Lundi, devant le Medef, Mme Borne doit également appeler les entreprises et les particuliers à la "mobilisation générale" en matière de sobriété énergétique, afin que leur consommation baisse de 10%, avant d'en faire le bilan fin septembre-début octobre.
"Sobriété choisie plutôt que rationnement subi", résume Matignon.
Si Elisabeth Borne ne reviendra pas devant les patrons sur la taxation des "superprofits", à laquelle elle ne ferme pas la porte, elle incitera à nouveau les entrepreneurs à baisser les prix ou à donner du pouvoir d'achat à leurs salariés en utilisant à plein les dispositifs existants. Elle doit également évoquer les réformes envisagées autour de l'assurance chômage.
Le message "est de dire aux entreprises : si vous ne tenez pas votre rôle au service du pouvoir d'achat des Français et des salariés, l'État prendra ses responsabilités" sur les superprofits, a fait valoir dimanche M. Véran.
Poussée par la gauche, qui envisage d'organiser un référendum d'initiative partagée sur la question, la taxation des "superprofits" fait débat au sein de la majorité.
Samedi, Mme Borne a aussi jugé "indispensable" que les "plus favorisés" donnent l'exemple, tels que les propriétaires de jets privés.
«Peur»
Ces dossiers seront également au menu du séminaire de rentrée qui rassemblera mercredi l'ensemble des ministres à l'Élysée.
Sur ce sujet comme sur d'autres, alors qu'il ne dispose pas de majorité absolue à l'Assemblée, Emmanuel Macron espère bâtir un consensus en lançant le 8 septembre le Conseil national de la refondation, une instance déjà controversée qui doit réunir élus, acteurs de terrain et société civile.

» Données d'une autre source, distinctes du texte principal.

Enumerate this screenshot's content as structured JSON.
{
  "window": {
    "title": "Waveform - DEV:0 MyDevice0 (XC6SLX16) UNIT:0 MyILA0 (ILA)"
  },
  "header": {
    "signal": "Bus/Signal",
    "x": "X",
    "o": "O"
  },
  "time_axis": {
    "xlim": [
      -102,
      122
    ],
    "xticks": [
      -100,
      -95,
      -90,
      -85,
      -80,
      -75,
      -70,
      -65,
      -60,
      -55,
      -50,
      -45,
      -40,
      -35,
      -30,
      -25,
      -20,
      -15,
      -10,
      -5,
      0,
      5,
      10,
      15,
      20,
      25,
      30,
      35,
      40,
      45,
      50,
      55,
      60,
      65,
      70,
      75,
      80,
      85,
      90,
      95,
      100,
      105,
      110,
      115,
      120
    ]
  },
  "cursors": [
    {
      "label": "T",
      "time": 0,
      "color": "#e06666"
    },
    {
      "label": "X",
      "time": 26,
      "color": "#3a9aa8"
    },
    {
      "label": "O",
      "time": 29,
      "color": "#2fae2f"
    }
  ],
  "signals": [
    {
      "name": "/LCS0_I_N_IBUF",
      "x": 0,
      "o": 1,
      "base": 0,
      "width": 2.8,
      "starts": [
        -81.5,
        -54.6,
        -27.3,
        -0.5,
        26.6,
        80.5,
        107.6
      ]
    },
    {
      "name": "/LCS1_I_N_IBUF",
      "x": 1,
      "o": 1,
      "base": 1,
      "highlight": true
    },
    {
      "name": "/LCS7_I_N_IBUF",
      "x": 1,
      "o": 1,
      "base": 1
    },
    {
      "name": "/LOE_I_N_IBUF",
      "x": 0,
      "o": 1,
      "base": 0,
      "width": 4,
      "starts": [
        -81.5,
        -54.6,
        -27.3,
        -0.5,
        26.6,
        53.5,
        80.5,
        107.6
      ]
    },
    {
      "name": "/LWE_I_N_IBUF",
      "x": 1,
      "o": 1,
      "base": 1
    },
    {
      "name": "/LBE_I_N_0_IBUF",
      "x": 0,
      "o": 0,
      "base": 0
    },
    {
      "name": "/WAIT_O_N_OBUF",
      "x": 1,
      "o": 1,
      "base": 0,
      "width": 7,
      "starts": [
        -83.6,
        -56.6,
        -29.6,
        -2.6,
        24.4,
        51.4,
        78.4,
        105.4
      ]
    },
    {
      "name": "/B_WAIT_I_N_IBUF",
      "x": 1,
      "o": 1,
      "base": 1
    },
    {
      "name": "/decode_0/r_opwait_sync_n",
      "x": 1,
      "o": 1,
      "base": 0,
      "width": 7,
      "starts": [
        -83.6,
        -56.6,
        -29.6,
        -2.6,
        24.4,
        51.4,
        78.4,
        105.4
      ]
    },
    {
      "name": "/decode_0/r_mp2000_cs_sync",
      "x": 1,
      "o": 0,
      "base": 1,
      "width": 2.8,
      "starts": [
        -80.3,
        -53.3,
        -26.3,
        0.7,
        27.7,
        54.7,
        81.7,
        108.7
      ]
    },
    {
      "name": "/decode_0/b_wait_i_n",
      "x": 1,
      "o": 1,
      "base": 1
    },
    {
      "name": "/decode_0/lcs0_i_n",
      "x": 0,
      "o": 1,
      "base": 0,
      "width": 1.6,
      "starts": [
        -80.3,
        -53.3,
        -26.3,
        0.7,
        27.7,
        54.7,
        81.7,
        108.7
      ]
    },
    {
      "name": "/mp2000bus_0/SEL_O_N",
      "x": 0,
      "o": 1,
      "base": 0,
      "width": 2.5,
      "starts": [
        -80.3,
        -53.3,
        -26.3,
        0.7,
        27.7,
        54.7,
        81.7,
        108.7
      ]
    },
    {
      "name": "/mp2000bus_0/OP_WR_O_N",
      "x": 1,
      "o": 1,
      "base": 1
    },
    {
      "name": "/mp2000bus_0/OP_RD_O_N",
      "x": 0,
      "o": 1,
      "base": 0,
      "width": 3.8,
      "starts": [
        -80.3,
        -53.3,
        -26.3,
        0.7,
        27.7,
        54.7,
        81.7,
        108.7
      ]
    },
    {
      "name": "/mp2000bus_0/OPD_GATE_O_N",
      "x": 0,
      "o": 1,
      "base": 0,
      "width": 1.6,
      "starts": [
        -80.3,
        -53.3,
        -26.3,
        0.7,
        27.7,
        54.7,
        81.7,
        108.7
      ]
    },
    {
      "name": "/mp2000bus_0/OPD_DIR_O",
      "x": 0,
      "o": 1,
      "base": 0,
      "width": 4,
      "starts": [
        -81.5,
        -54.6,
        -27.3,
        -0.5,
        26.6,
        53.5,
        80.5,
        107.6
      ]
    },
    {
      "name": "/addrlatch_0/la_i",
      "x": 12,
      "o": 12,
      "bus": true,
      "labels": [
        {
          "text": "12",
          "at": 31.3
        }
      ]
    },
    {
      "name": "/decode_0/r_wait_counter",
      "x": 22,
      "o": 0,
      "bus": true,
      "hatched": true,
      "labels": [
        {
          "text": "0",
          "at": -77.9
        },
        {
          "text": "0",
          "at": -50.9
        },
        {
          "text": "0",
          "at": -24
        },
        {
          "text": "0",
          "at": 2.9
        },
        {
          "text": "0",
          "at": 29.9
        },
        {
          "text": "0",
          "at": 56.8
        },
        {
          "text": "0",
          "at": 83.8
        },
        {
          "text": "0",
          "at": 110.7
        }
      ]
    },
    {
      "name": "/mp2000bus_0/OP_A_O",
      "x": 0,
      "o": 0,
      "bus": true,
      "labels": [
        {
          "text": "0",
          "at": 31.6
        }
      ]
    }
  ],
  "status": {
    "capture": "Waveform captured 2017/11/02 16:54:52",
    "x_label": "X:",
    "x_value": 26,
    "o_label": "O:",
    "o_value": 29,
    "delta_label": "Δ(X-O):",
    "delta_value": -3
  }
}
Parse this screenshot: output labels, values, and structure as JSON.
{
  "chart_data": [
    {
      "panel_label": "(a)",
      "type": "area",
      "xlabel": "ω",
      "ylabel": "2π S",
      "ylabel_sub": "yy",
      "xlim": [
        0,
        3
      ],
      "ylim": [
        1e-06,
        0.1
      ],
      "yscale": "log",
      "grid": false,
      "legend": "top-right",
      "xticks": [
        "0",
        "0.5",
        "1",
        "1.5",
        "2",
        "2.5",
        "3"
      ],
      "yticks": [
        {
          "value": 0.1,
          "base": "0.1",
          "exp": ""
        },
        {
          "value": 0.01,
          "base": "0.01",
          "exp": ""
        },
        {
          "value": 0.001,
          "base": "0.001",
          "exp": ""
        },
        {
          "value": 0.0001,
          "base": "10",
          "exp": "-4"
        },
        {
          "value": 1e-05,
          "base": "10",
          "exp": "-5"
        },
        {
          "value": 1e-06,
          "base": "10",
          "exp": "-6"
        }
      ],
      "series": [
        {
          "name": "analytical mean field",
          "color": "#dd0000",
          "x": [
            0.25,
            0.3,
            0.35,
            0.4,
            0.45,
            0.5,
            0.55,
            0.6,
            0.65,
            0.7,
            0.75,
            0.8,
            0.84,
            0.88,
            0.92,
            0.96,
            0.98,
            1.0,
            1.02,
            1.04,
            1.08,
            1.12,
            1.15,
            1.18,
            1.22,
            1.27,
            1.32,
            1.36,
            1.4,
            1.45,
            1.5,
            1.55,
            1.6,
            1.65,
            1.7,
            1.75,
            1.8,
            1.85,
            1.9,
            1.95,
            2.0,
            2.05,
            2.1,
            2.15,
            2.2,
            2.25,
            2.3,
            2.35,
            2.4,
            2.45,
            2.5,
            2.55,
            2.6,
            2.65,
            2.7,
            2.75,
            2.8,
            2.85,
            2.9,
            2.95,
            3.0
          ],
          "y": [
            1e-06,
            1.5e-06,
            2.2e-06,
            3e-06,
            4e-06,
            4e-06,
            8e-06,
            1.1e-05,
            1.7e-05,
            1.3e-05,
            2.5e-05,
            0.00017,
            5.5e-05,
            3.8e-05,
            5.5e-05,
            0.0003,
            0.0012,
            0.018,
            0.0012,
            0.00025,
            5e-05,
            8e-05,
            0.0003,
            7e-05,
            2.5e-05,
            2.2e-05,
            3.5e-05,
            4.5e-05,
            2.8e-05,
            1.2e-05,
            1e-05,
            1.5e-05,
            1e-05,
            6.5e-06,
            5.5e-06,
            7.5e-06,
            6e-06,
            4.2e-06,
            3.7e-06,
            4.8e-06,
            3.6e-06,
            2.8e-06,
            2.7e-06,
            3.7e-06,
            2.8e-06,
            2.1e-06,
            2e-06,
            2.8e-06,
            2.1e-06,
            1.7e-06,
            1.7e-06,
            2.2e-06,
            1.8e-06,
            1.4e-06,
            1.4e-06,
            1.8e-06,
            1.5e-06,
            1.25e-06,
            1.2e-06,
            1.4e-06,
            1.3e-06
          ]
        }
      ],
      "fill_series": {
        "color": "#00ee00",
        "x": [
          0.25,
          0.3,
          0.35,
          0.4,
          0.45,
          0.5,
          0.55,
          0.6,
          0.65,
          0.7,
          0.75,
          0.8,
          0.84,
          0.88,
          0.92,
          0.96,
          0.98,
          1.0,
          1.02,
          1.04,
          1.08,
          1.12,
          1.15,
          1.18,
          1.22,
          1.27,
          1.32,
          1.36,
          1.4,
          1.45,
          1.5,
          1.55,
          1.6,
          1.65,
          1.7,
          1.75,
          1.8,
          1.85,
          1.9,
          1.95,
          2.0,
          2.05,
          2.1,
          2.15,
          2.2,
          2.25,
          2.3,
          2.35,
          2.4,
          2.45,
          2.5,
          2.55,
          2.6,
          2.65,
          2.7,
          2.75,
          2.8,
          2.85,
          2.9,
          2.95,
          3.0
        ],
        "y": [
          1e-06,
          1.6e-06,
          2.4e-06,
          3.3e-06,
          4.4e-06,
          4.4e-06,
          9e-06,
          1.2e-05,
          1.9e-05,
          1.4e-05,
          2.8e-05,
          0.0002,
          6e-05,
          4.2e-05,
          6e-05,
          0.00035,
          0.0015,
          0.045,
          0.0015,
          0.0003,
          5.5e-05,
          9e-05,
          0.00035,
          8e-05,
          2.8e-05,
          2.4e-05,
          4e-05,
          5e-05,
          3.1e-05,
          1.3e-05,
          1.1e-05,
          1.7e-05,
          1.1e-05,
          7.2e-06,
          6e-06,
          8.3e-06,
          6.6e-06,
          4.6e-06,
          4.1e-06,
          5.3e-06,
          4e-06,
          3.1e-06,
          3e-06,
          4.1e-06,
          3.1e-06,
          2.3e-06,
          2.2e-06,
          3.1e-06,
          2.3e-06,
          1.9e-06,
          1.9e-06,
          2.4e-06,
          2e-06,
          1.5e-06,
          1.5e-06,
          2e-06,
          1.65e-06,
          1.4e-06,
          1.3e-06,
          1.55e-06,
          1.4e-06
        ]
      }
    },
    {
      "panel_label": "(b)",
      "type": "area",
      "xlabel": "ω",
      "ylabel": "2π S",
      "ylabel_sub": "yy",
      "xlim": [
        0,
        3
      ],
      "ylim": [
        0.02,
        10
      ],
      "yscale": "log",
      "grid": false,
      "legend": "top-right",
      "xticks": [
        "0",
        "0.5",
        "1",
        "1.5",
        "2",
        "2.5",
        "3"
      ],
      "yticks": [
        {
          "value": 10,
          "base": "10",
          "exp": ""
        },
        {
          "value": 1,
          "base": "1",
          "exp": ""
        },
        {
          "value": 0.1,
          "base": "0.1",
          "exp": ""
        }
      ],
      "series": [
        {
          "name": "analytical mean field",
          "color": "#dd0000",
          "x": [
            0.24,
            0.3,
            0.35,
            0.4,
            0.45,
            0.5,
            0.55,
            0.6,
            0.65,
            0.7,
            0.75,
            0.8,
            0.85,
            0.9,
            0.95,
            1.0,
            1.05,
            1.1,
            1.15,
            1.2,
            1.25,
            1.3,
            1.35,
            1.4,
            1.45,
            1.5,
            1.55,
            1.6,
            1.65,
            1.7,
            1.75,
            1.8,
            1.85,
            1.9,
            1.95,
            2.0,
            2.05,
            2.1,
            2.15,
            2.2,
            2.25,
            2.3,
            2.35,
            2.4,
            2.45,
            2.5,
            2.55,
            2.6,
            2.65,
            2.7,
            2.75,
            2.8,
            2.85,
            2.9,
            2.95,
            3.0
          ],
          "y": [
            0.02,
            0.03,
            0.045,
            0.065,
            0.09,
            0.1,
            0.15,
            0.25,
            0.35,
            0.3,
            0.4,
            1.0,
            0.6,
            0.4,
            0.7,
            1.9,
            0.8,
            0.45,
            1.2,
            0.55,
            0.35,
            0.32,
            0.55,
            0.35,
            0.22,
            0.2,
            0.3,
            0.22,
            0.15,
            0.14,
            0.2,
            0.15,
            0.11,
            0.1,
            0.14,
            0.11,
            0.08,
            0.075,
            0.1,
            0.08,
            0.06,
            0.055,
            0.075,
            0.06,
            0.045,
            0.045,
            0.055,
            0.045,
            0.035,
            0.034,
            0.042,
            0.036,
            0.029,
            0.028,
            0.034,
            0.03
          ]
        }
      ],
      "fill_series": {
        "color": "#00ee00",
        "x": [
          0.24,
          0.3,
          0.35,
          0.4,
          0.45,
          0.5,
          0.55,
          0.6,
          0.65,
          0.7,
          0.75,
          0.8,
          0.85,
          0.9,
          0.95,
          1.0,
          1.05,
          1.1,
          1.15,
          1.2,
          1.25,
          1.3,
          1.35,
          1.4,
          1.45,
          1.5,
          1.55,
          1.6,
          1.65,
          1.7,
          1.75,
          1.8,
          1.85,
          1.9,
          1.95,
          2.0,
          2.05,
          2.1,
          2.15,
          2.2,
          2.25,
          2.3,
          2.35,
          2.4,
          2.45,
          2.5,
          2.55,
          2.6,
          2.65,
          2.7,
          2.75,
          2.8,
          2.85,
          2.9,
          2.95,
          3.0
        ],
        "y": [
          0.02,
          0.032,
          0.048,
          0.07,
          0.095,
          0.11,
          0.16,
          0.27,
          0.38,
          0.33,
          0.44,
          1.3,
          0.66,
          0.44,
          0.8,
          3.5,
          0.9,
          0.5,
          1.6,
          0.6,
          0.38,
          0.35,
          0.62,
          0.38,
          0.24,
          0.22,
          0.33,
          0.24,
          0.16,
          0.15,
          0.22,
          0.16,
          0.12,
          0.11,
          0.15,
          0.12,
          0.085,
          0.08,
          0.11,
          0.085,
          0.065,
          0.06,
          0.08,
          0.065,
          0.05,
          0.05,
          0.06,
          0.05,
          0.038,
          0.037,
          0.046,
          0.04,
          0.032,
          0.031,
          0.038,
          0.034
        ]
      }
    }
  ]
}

Mais les oppositions, qui ont fait leur rentrée ce week-end, doutent de sa capacité à relever ces défis alors que son bilan environnemental est jugé très insuffisant.
"Tout ce qu'il propose est trop timide", dénonce l'écologiste Julien Bayou.
Depuis la Drôme, dimanche, le leader Insoumis Jean-Luc Mélenchon a fustigé le pessimisme de M. Macron : "Nous ne partageons pas cette méthode lamentable qui consiste à jouer sur la peur, car la peur tétanise".
De son côté, la droite s'alarme de l'aggravation de l'état des finances publiques tandis que le Rassemblement national donne la priorité à la défense du pouvoir d'achat.
Dans ce contexte, Élisabeth Borne n'a pas exclu de faire adopter le budget en recourant cet automne à l'article 49.3 de la Constitution, qui permet l'adoption d'un texte sans vote, mais engage la responsabilité du gouvernement. Car "les Français ne nous ont pas demandé l'immobilisme", a-t-elle fait valoir.